On learning what is evil

I remember as a young child of about seven, going to the Safeway grocery store with my mother. The doors opened when you stepped on pressure-sensitive mats on the way in. That was the best part. Once inside though, things went downhill quickly.

Sometimes, if she was short on time or had the right coupons, we would go instead to the Red Apple Market, which was on the other side of town. I later discovered that she didn’t like to shop there because of the large apartment complex next door. It was populated entirely by Mexican migrant workers and the park in front of it was a hangout for drug dealers. The park was mentioned in a newspaper headline the next year and I had to ask my father what a “gang rape” was.

The grocery store across the street was much more interesting that Safeway. Why? For it had an arcade game next to the checkout line that I could gawk at while my mother unloaded and loaded the cart.

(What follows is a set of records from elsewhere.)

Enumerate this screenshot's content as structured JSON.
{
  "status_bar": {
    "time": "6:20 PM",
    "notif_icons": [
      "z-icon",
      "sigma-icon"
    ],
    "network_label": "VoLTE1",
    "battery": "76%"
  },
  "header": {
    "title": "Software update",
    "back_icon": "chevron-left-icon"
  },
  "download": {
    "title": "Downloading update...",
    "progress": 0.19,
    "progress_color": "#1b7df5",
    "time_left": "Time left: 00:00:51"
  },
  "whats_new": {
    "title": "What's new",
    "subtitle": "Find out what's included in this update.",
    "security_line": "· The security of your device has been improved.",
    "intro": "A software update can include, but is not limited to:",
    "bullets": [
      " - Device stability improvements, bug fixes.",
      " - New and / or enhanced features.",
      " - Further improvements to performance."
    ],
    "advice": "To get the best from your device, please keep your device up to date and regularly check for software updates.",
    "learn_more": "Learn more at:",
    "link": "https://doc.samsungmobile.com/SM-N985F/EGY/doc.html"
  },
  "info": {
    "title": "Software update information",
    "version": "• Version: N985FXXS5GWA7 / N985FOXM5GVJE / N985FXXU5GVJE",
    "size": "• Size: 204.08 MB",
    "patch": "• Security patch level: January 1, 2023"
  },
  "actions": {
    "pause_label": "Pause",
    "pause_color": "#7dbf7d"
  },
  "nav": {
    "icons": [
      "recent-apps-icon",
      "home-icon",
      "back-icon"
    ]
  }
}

The game was the 1988 Altered Beast. Now I didn’t dare ask for change to have a go at it. Just watching the demo sequence gave me the creeps – big muscled men gradually transforming into grotesque shapes and finally a dragon of sorts. Nobody needed to tell me this stuff was bad for you. Even the name, which included the world “Alter”, brought to mind some sort of perverse sacrifice. My first-grade vocabulary was too small to realize it can be another word for “change”.

My parents had told me that Nintendo was the mind-rotting spawn of Satan but I didn’t believe them. Mario was too fun and seemed harmless. Sega Genesis though, with it’s Altered Beast was certainly of Beelzebub. Kid’s who played that turned into drug dealers and gang rapists.